Genzmer was born in Bremen on 9 February 1909. His artistic development was decisively influenced by his encounter with the music of Paul Hindemith, with whom he began composition studies in Berlin in 1928.
After wide-ranging activities in many different fields of music, Genzmer was finally appointed to the staff of the newly-founded Musikhochschule in Freiburg as a composition teacher. In 1957 he became professor of composition in Munich, where he has lived ever since.
Genzmer has always been a passionate and committed teacher. In this capacity he can draw on a remarkably varied compositional oeuvre, on an all-encompassing knowledge of music history sustained by deep admiration and respect, on his masterly creative abilities and compositional craftsmanship, and a connoisseur’s grasp of other disciplines, ranging from literature and the visual arts to the natural sciences. His work reflects the influence of composers as wide-ranging as Debussy, Hindemith, Bartók and Stravinsky, but he has always cultivated an individual style and spoken with his own voice in an astonishingly variegated body of music.

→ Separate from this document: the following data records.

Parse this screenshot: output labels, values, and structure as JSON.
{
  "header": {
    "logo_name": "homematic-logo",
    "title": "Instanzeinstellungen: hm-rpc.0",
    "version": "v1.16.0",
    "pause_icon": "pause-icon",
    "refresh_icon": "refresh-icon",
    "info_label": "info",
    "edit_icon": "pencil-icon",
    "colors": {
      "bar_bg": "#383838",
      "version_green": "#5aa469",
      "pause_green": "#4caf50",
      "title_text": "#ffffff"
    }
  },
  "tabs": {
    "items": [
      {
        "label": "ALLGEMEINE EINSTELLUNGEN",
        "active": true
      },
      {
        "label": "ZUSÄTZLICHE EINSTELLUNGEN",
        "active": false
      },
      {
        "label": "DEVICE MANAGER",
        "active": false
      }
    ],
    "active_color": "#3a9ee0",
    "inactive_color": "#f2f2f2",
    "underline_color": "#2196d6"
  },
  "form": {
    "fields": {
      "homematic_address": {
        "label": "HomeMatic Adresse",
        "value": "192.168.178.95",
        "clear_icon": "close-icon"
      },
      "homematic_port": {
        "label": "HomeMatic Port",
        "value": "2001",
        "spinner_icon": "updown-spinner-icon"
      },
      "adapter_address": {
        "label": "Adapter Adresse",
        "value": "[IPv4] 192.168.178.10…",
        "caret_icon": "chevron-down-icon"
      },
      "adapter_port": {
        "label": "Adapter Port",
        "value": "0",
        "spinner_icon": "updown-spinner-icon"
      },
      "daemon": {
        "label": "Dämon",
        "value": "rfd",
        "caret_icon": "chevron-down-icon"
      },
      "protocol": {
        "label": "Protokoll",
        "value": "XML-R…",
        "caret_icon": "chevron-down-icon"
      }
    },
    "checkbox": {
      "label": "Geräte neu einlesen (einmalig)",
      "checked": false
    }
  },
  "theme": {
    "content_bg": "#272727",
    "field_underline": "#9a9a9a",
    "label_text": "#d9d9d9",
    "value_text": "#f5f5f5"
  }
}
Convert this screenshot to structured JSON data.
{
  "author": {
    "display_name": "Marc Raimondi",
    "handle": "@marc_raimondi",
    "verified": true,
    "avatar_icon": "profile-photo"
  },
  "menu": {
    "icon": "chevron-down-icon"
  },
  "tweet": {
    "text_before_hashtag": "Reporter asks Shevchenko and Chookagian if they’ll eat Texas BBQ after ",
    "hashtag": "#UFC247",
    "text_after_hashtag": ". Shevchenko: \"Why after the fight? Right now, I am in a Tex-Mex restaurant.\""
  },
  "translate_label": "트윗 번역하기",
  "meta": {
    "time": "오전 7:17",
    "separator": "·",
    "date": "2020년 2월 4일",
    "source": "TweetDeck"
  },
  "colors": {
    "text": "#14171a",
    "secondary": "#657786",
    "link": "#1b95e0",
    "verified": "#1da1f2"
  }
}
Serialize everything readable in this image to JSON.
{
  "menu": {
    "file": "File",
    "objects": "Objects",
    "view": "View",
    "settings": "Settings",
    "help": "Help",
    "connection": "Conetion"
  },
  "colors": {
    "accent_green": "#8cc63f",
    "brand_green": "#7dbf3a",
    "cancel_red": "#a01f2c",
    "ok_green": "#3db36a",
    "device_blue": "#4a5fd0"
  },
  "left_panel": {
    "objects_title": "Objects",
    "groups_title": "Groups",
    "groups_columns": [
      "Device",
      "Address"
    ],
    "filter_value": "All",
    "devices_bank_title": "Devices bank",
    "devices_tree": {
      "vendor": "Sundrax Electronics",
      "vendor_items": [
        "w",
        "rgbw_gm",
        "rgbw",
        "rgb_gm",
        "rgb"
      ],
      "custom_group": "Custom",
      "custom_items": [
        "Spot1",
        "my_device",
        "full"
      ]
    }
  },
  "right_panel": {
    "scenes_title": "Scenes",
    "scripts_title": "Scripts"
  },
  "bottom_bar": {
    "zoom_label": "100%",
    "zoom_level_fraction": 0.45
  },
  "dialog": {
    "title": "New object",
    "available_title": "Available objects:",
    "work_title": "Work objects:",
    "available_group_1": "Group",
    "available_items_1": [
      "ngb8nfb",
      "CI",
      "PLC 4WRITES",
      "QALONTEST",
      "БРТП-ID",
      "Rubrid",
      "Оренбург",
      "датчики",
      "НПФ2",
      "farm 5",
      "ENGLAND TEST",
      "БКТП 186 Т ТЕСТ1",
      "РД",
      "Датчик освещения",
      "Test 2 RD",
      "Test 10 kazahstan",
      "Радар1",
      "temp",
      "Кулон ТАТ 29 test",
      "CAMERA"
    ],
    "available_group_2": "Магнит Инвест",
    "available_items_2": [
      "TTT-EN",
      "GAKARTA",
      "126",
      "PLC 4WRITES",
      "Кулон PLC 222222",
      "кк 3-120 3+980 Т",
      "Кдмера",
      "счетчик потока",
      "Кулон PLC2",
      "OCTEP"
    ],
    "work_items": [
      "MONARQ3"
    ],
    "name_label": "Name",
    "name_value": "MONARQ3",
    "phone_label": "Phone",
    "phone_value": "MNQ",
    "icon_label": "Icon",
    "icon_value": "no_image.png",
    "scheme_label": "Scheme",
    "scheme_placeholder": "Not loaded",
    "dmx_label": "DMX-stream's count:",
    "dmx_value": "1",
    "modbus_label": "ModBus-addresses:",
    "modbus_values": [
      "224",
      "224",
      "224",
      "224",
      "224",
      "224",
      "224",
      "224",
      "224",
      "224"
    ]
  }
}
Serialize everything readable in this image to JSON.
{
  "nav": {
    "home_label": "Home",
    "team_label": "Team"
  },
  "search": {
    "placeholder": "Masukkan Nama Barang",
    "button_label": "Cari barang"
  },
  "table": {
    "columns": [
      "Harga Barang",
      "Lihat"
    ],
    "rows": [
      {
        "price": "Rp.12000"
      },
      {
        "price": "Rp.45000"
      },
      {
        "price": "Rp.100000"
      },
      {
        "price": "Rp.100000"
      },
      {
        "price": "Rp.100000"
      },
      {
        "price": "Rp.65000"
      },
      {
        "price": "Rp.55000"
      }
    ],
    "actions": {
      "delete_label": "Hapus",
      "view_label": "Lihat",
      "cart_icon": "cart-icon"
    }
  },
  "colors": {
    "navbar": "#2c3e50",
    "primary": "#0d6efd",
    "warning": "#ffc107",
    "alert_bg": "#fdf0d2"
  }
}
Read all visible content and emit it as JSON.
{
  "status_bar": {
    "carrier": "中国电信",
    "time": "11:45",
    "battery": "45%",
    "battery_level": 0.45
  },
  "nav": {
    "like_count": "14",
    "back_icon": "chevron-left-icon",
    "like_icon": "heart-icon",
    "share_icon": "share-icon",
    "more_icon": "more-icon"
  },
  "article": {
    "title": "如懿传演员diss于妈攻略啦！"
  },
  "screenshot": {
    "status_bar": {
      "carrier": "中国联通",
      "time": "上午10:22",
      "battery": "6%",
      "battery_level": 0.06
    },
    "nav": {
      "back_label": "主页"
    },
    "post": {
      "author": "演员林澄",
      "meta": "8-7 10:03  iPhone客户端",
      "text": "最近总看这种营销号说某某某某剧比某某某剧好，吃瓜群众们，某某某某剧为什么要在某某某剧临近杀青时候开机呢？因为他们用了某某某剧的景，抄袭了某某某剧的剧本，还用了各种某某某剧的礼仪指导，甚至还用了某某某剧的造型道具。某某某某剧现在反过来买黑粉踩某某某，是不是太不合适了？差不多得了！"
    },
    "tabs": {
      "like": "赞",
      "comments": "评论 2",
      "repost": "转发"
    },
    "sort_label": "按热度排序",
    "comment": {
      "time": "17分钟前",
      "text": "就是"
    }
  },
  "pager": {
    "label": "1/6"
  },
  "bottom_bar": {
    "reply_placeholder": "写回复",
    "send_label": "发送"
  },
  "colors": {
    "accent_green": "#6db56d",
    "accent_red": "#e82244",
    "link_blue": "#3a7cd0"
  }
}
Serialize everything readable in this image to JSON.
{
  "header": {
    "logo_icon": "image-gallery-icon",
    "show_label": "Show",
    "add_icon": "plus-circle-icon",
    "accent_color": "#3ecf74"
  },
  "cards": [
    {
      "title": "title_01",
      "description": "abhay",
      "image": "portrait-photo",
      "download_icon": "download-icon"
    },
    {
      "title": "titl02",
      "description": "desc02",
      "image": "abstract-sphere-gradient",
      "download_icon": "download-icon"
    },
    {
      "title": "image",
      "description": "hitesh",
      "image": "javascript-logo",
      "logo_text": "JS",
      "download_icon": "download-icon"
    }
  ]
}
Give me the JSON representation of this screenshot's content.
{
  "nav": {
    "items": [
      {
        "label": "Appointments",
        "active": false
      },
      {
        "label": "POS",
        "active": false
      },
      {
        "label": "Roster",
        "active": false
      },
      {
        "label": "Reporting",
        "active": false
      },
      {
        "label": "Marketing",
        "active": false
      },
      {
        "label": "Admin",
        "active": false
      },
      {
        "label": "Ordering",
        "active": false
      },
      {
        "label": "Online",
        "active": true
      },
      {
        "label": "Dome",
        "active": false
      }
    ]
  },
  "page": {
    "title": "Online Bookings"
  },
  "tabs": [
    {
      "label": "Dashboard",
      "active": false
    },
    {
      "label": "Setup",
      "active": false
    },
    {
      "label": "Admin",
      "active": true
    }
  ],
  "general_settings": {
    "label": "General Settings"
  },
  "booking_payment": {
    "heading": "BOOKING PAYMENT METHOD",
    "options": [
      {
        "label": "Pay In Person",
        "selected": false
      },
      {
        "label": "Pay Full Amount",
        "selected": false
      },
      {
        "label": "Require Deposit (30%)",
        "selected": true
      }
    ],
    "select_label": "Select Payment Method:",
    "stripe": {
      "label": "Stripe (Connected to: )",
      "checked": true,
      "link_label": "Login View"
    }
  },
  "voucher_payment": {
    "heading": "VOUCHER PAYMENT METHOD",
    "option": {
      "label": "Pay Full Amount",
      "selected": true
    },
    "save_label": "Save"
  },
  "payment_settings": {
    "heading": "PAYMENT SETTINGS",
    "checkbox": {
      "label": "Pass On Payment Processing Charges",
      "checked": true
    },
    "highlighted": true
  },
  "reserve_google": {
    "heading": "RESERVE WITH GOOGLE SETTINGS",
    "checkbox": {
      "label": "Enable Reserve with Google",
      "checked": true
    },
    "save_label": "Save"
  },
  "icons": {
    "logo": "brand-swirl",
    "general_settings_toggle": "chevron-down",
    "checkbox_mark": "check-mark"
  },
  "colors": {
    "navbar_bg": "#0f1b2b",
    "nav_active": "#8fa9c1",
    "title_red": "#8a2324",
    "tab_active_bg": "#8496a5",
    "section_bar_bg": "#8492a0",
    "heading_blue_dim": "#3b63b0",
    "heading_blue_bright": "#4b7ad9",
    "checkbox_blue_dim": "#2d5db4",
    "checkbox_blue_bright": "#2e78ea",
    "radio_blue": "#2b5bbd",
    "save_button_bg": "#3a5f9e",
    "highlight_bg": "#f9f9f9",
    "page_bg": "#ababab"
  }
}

Genzmer’s uncommonly rich catalogue of works encompasses orchestral music, vocal compositions and chamber music for all imaginable instruments. Particularly striking is his emphasis on the instrumental concerto and the concertante style. It is here, Genzmer feels, that the individuality of the musician and the qualities of the instruments are most thoroughly explored and revealed. Harald Genzmer is distinguished for his admirable knowledge of these capabilities and a respectful empathy with the tasks of the performing musician. Equally noteworthy are his virtually inexhaustible imagination and his vitality in discovering and probing new avenues of creativity that lend his music a distinctive élan and timbral sensuality.
The basic principle of composition is to serve humankind: thus the aesthetic of a composer who once claimed that his greatest wish is to instill a spirit of joy and contemplation.
Harald Genzmer died on 16 December 2007 in Munich.